The more time you spend analyzing the movie, the less you’re liable to enjoy it. The story is full of reactionary cheap shots, the sort of neoconservative drivel that filmmaker Michael Bay has dubbed “good clean fun.” One character proudly refuses to carry a weapon (“I campaigned for gun control,” she says), only to be mocked by rifle-toting roughnecks. And the aforementioned underwater facilities were apparently once operated by Russian communists, which suggests that Anderson, like certain prominent Republicans, is still stuck in the Cold War.
What we’re left with, then, is the image, which is a text all its own. Anderson is one of the few directors actively concerned with the mechanisms of 3-D imagery. His signature “game board shot,” in which he films directly above the characters’ heads, is employed to great success at least twice in the movie, particularly when Jovovich is trapped at the bottom of a tall, cylindrical holding cell. In fact Anderson pays more attention to an image’s depth than he does to its two-dimensional composition, demonstrating a relatively sophisticated understanding of digital mise-en-scene.
The primary problem with Anderson’s filmmaking is the feverish editing. Television has diminished the average viewer’s ability to focus on an image for more than a few seconds, while the attention span of video game enthusiasts—the obvious target audience for this film—is notoriously low. Anderson’s chaotic approach to montage minimizes the value of any single image, reducing it to a fleeting component of a virtual reality.
The late Cliff Doerksen understood this when he reviewed Anderson’s Alien vs. Predator for the Reader in 2004. Anderson, he predicted, would one day be recognized as a “key transitional figure” when movies and videos games merged. How right he was: following Anderson’s example, such proudly vulgar filmmakers as Mark Neveldine and Brian Taylor (Crank, Gamer) and Greg and Colin Strause (Skyline) have apparently made it their mission to film live-action video games.
But is this enough? Can a film that’s kinetic, exhilarating, and expressively designed be considered an artistic success? Sure, but only to a degree. Anderson is good at what he does, but that doesn’t mean what he does is any good. Doerksen managed to see past the trees to the forest when he pointed out that nothing “differentiates [Anderson] from a dozen other journeymen working in a CGI-intensive action vein.”

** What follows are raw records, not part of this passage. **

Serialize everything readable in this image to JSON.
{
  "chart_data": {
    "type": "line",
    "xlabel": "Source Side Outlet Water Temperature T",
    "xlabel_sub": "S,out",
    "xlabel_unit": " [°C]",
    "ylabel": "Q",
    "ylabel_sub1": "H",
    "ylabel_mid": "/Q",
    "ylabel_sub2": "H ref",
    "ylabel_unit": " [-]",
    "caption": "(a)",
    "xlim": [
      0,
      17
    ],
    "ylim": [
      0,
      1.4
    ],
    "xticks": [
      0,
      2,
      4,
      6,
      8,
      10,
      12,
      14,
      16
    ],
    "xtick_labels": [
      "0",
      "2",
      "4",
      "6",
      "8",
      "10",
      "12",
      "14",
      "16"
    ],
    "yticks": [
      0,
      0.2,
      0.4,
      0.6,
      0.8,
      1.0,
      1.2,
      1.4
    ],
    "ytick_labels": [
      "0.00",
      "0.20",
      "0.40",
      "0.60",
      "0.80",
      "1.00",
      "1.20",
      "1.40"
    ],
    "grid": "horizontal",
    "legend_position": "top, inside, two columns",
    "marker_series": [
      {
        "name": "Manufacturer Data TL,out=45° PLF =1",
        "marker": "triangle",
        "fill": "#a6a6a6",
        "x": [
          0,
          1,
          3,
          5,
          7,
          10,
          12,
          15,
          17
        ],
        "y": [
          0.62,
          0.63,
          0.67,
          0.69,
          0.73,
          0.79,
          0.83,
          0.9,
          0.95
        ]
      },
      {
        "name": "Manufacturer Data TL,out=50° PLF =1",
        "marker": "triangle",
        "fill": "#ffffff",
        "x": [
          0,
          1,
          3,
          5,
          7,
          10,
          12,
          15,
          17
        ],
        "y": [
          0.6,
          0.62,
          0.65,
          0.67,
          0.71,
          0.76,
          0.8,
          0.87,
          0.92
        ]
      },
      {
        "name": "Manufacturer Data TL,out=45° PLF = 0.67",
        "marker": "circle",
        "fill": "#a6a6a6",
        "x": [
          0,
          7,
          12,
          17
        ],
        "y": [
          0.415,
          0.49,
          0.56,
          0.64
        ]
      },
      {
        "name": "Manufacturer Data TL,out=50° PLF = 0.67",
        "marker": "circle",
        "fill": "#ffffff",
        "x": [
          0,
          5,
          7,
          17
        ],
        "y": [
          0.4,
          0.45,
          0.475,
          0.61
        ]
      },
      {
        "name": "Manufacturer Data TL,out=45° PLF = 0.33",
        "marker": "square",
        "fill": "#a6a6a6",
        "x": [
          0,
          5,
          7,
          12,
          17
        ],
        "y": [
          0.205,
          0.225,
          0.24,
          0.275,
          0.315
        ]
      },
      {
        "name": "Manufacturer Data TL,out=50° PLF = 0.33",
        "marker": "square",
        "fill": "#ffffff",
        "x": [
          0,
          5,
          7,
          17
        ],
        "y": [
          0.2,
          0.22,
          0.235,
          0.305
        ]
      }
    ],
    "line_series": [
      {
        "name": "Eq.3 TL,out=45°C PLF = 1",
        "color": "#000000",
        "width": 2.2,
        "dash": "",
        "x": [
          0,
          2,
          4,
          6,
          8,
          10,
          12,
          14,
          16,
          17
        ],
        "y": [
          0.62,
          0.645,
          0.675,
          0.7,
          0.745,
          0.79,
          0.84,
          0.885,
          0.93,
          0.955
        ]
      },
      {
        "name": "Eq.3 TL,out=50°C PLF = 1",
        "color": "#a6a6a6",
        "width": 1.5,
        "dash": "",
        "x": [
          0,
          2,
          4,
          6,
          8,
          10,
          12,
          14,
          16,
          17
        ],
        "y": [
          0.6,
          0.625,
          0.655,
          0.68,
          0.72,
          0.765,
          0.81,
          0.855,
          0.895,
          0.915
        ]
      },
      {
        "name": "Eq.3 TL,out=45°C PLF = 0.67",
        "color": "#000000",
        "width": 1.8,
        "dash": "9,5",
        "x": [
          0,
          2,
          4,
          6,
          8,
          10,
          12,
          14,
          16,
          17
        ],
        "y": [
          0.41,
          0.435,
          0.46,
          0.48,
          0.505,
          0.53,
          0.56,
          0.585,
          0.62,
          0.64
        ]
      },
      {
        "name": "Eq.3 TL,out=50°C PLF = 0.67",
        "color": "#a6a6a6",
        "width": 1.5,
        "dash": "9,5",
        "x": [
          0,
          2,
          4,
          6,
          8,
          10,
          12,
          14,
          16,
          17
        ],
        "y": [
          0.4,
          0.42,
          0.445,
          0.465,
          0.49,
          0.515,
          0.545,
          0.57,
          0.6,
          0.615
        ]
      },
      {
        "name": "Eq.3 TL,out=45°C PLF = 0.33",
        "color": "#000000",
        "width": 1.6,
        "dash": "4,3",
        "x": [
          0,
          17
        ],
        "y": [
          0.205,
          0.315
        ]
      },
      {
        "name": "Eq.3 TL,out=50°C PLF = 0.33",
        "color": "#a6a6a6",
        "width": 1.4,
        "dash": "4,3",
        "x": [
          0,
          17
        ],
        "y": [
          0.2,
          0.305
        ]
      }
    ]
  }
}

Critics who claim to be salvaging Anderson’s reputation misinterpret or otherwise ignore what the auteur theory was all about. You can still locate Hollywood on a map of Los Angeles, but the Hollywood that gave us Hawks and Hitchcock, Samuel Fuller and Nicholas Ray, is gone forever. There are few smugglers left in American cinema. Anderson is just a cog in the machine, bombarding us with empty images and wholly unaccountable for the consequences. For all his highfalutin style, there’s considerably less to his movies than meets the eye.